For this pilot, I did include a qualitative question about the memory test experience (i.e., "Did you find it easy/hard, and if so, why?"). Example prompts give in the question related to instructions ("Were the instructions clear") and mixing up cues/targets ("Did you have trouble remembering if a word was black or red"). Looking at the responses:
- 20% mentioned having trouble remembering whether a word was a cue or target
- 15% mentioned it was difficult because there were too many pairs
- 25% mentioned that they focused more on the cues than the targets (+ forming associations)

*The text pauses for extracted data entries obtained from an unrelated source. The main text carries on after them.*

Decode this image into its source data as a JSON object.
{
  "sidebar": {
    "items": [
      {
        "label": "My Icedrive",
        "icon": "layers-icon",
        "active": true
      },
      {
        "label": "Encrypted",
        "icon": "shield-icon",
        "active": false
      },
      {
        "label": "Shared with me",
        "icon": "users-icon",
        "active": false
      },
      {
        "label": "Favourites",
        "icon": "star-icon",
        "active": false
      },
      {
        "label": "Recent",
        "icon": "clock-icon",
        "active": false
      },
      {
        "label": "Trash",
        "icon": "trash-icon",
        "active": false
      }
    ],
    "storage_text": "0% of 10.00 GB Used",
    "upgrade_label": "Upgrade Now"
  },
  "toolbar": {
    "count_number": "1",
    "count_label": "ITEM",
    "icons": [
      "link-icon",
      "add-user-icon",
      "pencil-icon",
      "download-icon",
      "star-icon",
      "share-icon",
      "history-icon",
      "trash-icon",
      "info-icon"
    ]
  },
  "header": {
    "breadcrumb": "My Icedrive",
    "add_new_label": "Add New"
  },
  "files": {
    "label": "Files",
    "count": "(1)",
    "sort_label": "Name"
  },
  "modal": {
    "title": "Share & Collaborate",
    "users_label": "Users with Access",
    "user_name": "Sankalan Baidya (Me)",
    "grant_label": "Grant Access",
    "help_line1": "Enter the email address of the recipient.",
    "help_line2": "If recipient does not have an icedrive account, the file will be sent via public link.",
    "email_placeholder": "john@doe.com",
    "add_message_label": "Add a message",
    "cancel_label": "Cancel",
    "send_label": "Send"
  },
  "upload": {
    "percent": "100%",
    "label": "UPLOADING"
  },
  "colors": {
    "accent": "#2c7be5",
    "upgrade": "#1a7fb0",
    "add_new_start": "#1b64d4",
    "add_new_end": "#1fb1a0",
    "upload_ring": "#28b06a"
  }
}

At the very least, these results seem to suggest that we can't expect factors normally associated with better CR performance (e.g., cue-target relatedness) to improve "surprise FR" performance after CR study.
**Pilot 5: SONA sample**
To date, we had not tested the "Surprise FR" procedure in an undergraduate sample. So, we tested a pilot sample of *N* = 24 students using the DRM lists/pairs and CR/FR between-subjects design from Pilot 3/Experiment 5. After excluding 2 participants who reported completing a prior study, and 6 participants who didn't get at least 3/20 correct on one of the lists (notably, all in the CR condition), we were left with a pilot sample of *N* = 17 (one overlap in exclusion criteria):
@[osf](5rxnz)
Aside from the hefty # of exclusions for CR participants, performance on the Surprise FR after CR study was characteristically low. So, it's unlikely that a sample change is likely to solve our floor problems.
**Potential next steps**
- **Change the cued recall task?** Based on the results of Pilot 4, maybe framing the CR task as "memorize both words so that you could recall one if the other was presented"?
- **Consider repeated presentations at study?** Evidence esp. for distributed practice effects (e.g., tiger - dolphin, eagle - dog, swan - ladybug, tiger - dolphin, eagle - dog, ...) suggests we'd get an improvement. Of course, concern that this will push FR performance to ceiling. Could be worth a pilot, though?